From the application cases of vertical Agents, we can speculate that the future AI Agent is not a "smarter" person, but a "more controllable" structure. It must possess the following capabilities: Structured Input/Output: Define task boundaries well, control Agent capabilities; Structured Behavioral Paths: Embed into workflows, providing stable process feedback; Structured Feedback Data: Continuously iterate training, walking out a closed-loop path.

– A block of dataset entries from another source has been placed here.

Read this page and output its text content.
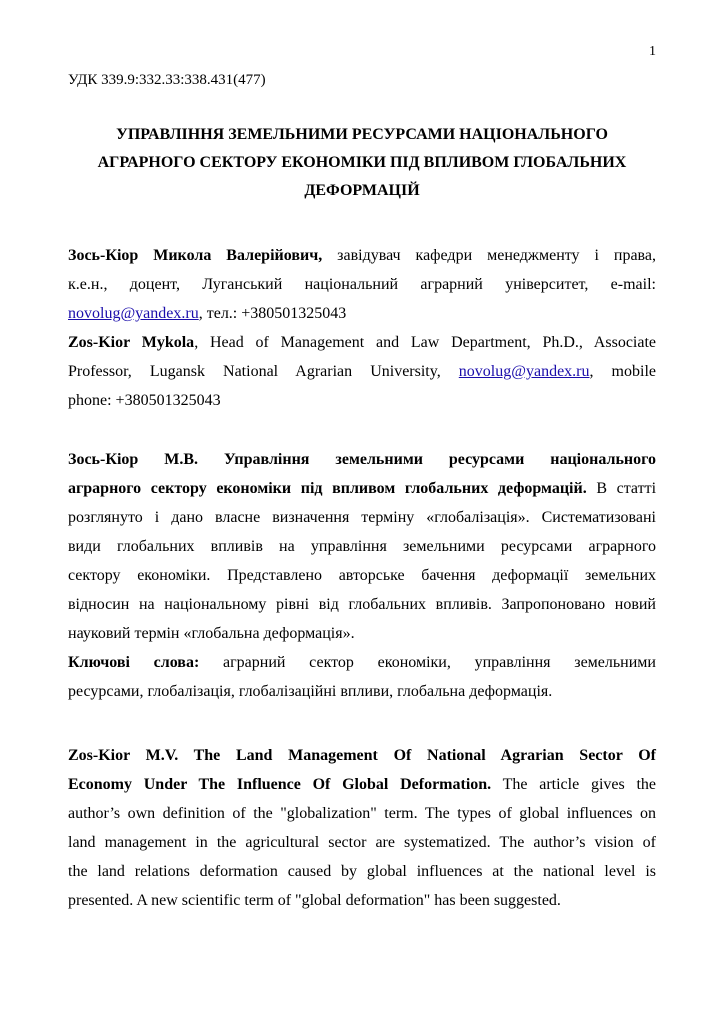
1
УДК 339.9:332.33:338.431(477)
УПРАВЛІННЯ ЗЕМЕЛЬНИМИ РЕСУРСАМИ НАЦІОНАЛЬНОГО
АГРАРНОГО СЕКТОРУ ЕКОНОМІКИ ПІД ВПЛИВОМ ГЛОБАЛЬНИХ
ДЕФОРМАЦІЙ
Зось-Кіор Микола Валерійович, завідувач кафедри менеджменту і права,
к.е.н., доцент, Луганський національний аграрний університет, e-mail:
novolug@yandex.ru, тел.: +380501325043
Zos-Kior Mykola, Head of Management and Law Department, Ph.D., Associate
Professor, Lugansk National Agrarian University, novolug@yandex.ru, mobile
phone: +380501325043
Зось-Кіор М.В. Управління земельними ресурсами національного
аграрного сектору економіки під впливом глобальних деформацій. В статті
розглянуто і дано власне визначення терміну «глобалізація». Систематизовані
види глобальних впливів на управління земельними ресурсами аграрного
сектору економіки. Представлено авторське бачення деформації земельних
відносин на національному рівні від глобальних впливів. Запропоновано новий
науковий термін «глобальна деформація».
Ключові слова: аграрний сектор економіки, управління земельними
ресурсами, глобалізація, глобалізаційні впливи, глобальна деформація.
Zos-Kior M.V. The Land Management Of National Agrarian Sector Of
Economy Under The Influence Of Global Deformation. The article gives the
author’s own definition of the "globalization" term. The types of global influences on
land management in the agricultural sector are systematized. The author’s vision of
the land relations deformation caused by global influences at the national level is
presented. A new scientific term of "global deformation" has been suggested.
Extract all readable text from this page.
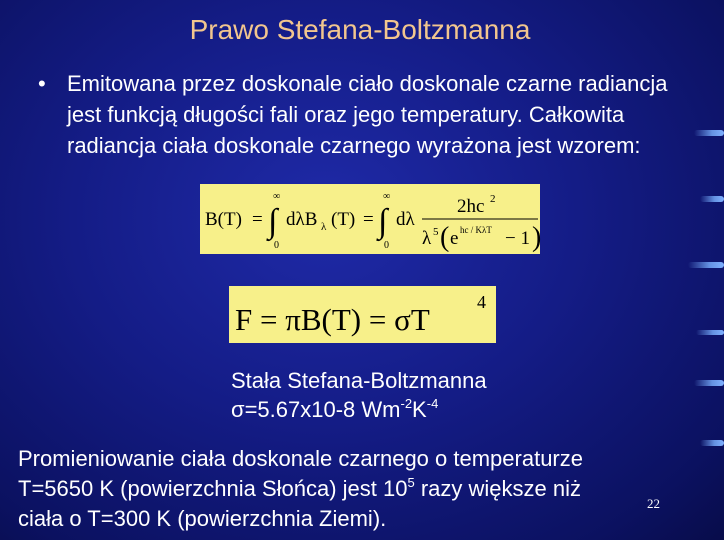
Prawo Stefana-Boltzmanna
• Emitowana przez doskonale ciało doskonale czarne radiancja jest funkcją długości fali oraz jego temperatury. Całkowita radiancja ciała doskonale czarnego wyrażona jest wzorem:
B(T) = ∫
∞
0
dλB λ (T) = ∫
∞
0
dλ
2hc 2
λ 5 ( e hc / KλT − 1 )
F = πB(T) = σT	4
Stała Stefana-Boltzmanna
σ=5.67x10-8 $Wm^{-2}K^{-4}$
Promieniowanie ciała doskonale czarnego o temperaturze
T=5650 K (powierzchnia Słońca) jest $10^5$ razy większe niż
ciała o T=300 K (powierzchnia Ziemi).
22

Past internet interaction methods will be broken. The logic of organizing information around an individual or organization as a pivot, or information distribution centered on fixed processes or algorithms, will transform into a completely decentralized mode led by AI.
The second half of Agent startups is a competition of "structural capabilities." It's not about who understands large models deeper, but about who can use structural tasks to open up feedback closed loops, compressing "model capabilities" into a system that is implementable, controllable, and capable of growth.
Agent startups must build private data moats. Only by deeply integrating into business, accumulating unique data context and behavioral feedback, can they train Agents that others cannot imitate. This data isn't generated by scraping, but accumulated organizational assets exchanged through repeated trust, efficiency, and feedback via structural capabilities over long-term embedding in processes.
The final result of this training is like the difference between a chef's and a firefighter's reaction to seeing fire: the chef will flip the wok, while the firefighter will pull the fire hose.
If general Agent companies hope that through model generalization capabilities, they will one day become a lever to move social production, it's most likely like fishing for the moon in the water. Even AI models themselves cannot exhaustively list all roles in the world; what qualification do Agents built on top of models have to accomplish this grand ambition?
Creating a true Agent is inevitably a long and thorny road. But as the success of Hippocratic AI reveals, by focusing efforts from a vertical niche, redefining the vitality of "small but beautiful" in the cracks of giants' ecosystems, there is a chance to give birth to AI Agents that truly solve problems.